Since the Internet Age doomed us all or at least we sometimes think that, think social media embarrassment, it is important to realize the benefits and advantages the internet has created for us.
“That’s quite a bit more work for less money,” Mark Harmel says. Mark, a freelance photographer from Manhattan Beach, California, expresses that his freelance business has suffered a hit in profit revenue since images distribution sites like iStockPhoto and ShutterStock. He is on a long time of photographers that may or are experiencing a dent in their wallets. However, with the outstanding amount of people complaining about the existence of these types of sites, there are more that are grateful to see the accessibility and affordability iStockPhoto and ShutterStock present.

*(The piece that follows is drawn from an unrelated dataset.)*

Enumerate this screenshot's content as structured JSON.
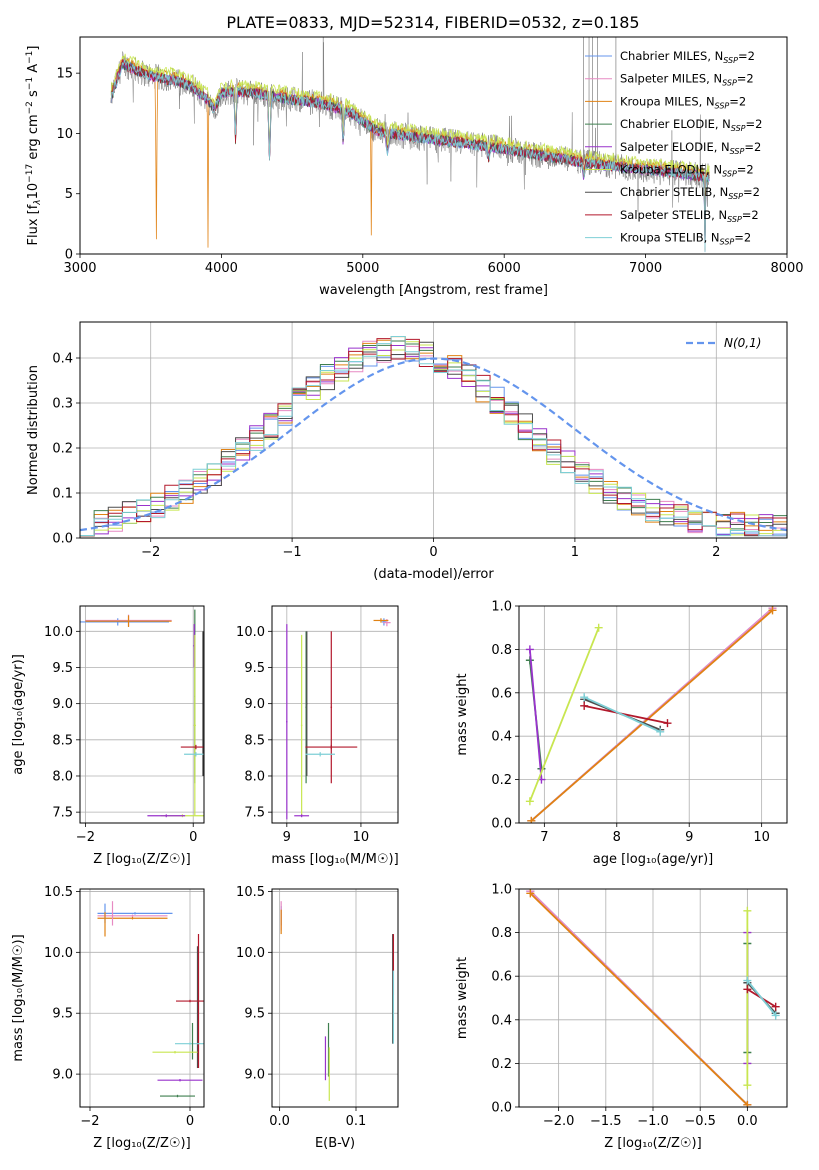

Perhaps I am personally being biased, but I don’t care, I am glad and grateful to see these crowdsourcing exist. It has opened up a whole world of images, designing elements, and helping tips that have allowed me to produce professional work for clients. As a graphic designer, I have learned how to search for affordable and sometimes free images in school. I think that a valuable asset to learn in today’s world because of the competiveness that exists. Usually, I prefer to shoot my own photos but there are times when ShutterStock has come in handy. Unfortunately, as much as I would like to say I could afford to spend more than $100 on a single image, I simply can’t. What makes my argument pro crowdsourcing great is that I know I am not the only one that feels this way. I have friends that are designers, film makers, and even photographers as well and they too love the accessibility and affordability crowdsourcing presents. It may make us appear cheap, but in my eyes it is about having good money management skills. I am pretty some of you, my classmates, also feel a sense of gratitude for the accessibility and affordability. At the same time, I am aware and understand the counter-argument for crowdsourcing.

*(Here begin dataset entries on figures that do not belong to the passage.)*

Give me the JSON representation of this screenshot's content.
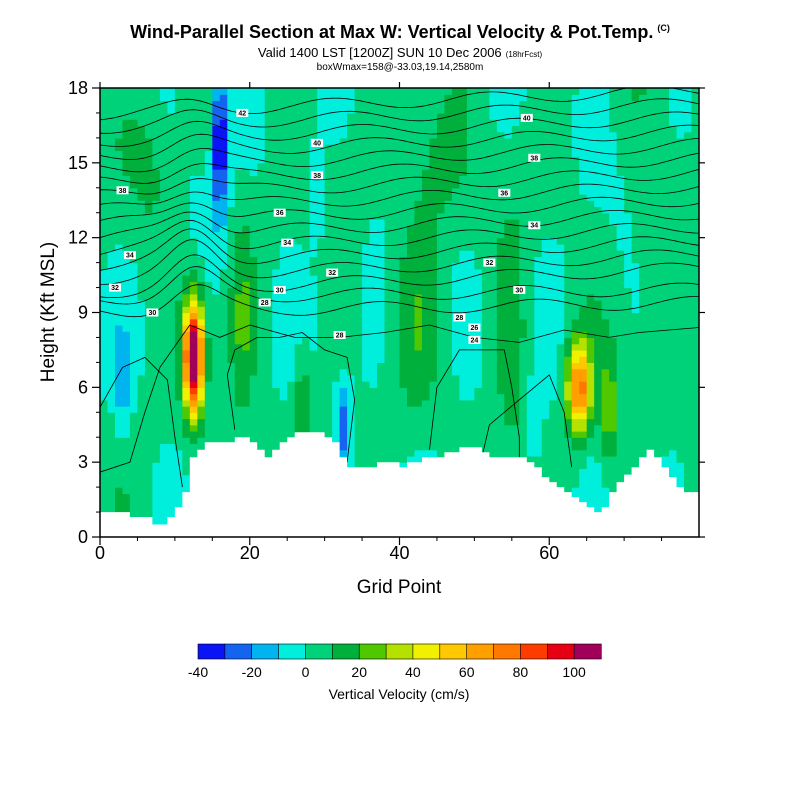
{
  "chart_data": {
    "type": "heatmap",
    "title": "Wind-Parallel Section at Max W: Vertical Velocity & Pot.Temp.",
    "title_mark": "(C)",
    "subtitle": "Valid 1400 LST [1200Z] SUN 10 Dec 2006",
    "subtitle_note": "(18hrFcst)",
    "subtitle2": "boxWmax=158@-33.03,19.14,2580m",
    "xlabel": "Grid Point",
    "ylabel": "Height (Kft MSL)",
    "xlim": [
      0,
      80
    ],
    "ylim": [
      0,
      18
    ],
    "x_ticks": [
      0,
      20,
      40,
      60
    ],
    "y_ticks": [
      0,
      3,
      6,
      9,
      12,
      15,
      18
    ],
    "colorbar": {
      "title": "Vertical Velocity (cm/s)",
      "levels": [
        -40,
        -30,
        -20,
        -10,
        0,
        10,
        20,
        30,
        40,
        50,
        60,
        70,
        80,
        90,
        100,
        110
      ],
      "tick_labels": [
        "-40",
        "-20",
        "0",
        "20",
        "40",
        "60",
        "80",
        "100"
      ],
      "colors": [
        "#0a14f5",
        "#1464f0",
        "#00b4f0",
        "#00eedc",
        "#00d27a",
        "#00b03c",
        "#50c800",
        "#b4e100",
        "#f0f000",
        "#ffc800",
        "#ffa000",
        "#ff7800",
        "#ff3c00",
        "#e60014",
        "#a0005a"
      ]
    },
    "terrain_kft": [
      1.0,
      1.0,
      1.0,
      1.0,
      0.8,
      0.8,
      0.8,
      0.5,
      0.5,
      0.8,
      1.2,
      1.8,
      3.2,
      3.5,
      3.8,
      3.8,
      3.8,
      3.8,
      4.0,
      4.0,
      3.8,
      3.5,
      3.2,
      3.5,
      3.8,
      4.0,
      4.2,
      4.2,
      4.2,
      4.2,
      4.0,
      3.8,
      3.2,
      2.8,
      2.8,
      2.8,
      2.8,
      3.0,
      3.0,
      3.0,
      2.8,
      3.0,
      3.0,
      3.2,
      3.2,
      3.2,
      3.4,
      3.4,
      3.6,
      3.6,
      3.6,
      3.4,
      3.2,
      3.2,
      3.2,
      3.2,
      3.2,
      3.0,
      2.8,
      2.4,
      2.2,
      2.0,
      1.8,
      1.6,
      1.4,
      1.2,
      1.0,
      1.2,
      1.8,
      2.2,
      2.5,
      2.8,
      3.2,
      3.5,
      3.2,
      2.8,
      2.4,
      2.0,
      1.8,
      1.8
    ],
    "theta_contours": [
      {
        "label": "24",
        "label_at": [
          50,
          7.9
        ]
      },
      {
        "label": "26",
        "label_at": [
          50,
          8.4
        ]
      },
      {
        "label": "28",
        "label_at": [
          32,
          8.1
        ]
      },
      {
        "label": "28",
        "label_at": [
          48,
          8.8
        ]
      },
      {
        "label": "28",
        "label_at": [
          22,
          9.4
        ]
      },
      {
        "label": "30",
        "label_at": [
          7,
          9.0
        ]
      },
      {
        "label": "30",
        "label_at": [
          24,
          9.9
        ]
      },
      {
        "label": "30",
        "label_at": [
          56,
          9.9
        ]
      },
      {
        "label": "32",
        "label_at": [
          2,
          10.0
        ]
      },
      {
        "label": "32",
        "label_at": [
          31,
          10.6
        ]
      },
      {
        "label": "32",
        "label_at": [
          52,
          11.0
        ]
      },
      {
        "label": "34",
        "label_at": [
          4,
          11.3
        ]
      },
      {
        "label": "34",
        "label_at": [
          25,
          11.8
        ]
      },
      {
        "label": "34",
        "label_at": [
          58,
          12.5
        ]
      },
      {
        "label": "36",
        "label_at": [
          24,
          13.0
        ]
      },
      {
        "label": "36",
        "label_at": [
          54,
          13.8
        ]
      },
      {
        "label": "38",
        "label_at": [
          3,
          13.9
        ]
      },
      {
        "label": "38",
        "label_at": [
          29,
          14.5
        ]
      },
      {
        "label": "38",
        "label_at": [
          58,
          15.2
        ]
      },
      {
        "label": "40",
        "label_at": [
          29,
          15.8
        ]
      },
      {
        "label": "40",
        "label_at": [
          57,
          16.8
        ]
      },
      {
        "label": "42",
        "label_at": [
          19,
          17.0
        ]
      }
    ]
  }
}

Eventually, we all would love to make a living off of what we seek to do professionally. That is more of a general statement but it goes well with what this article is about and personal reflections. In my opinion I don’t think crowdsourcing was intentionally created to destroy businesses, but it was more about helping those freelancers or clients that could simply not compete with professionals. As mentioned in the article, the crowdsourcing format pave amateurs and professionals on an even playing field. Thus, the amateurs were and are able to compete with the pros. It created a fair and justifiable system. Again, maybe I am being biased but I do think there were good intentions behind crowdsourcing.
To answer the professor’s question directly, crowdsourcing represents an easiness and simple way to access any help my partner and I could and probably will need to complete our next project. We have to take advantage of the benefits crowdsourcing represents. It simply would not be smart to ignore this incredible source of reliable information.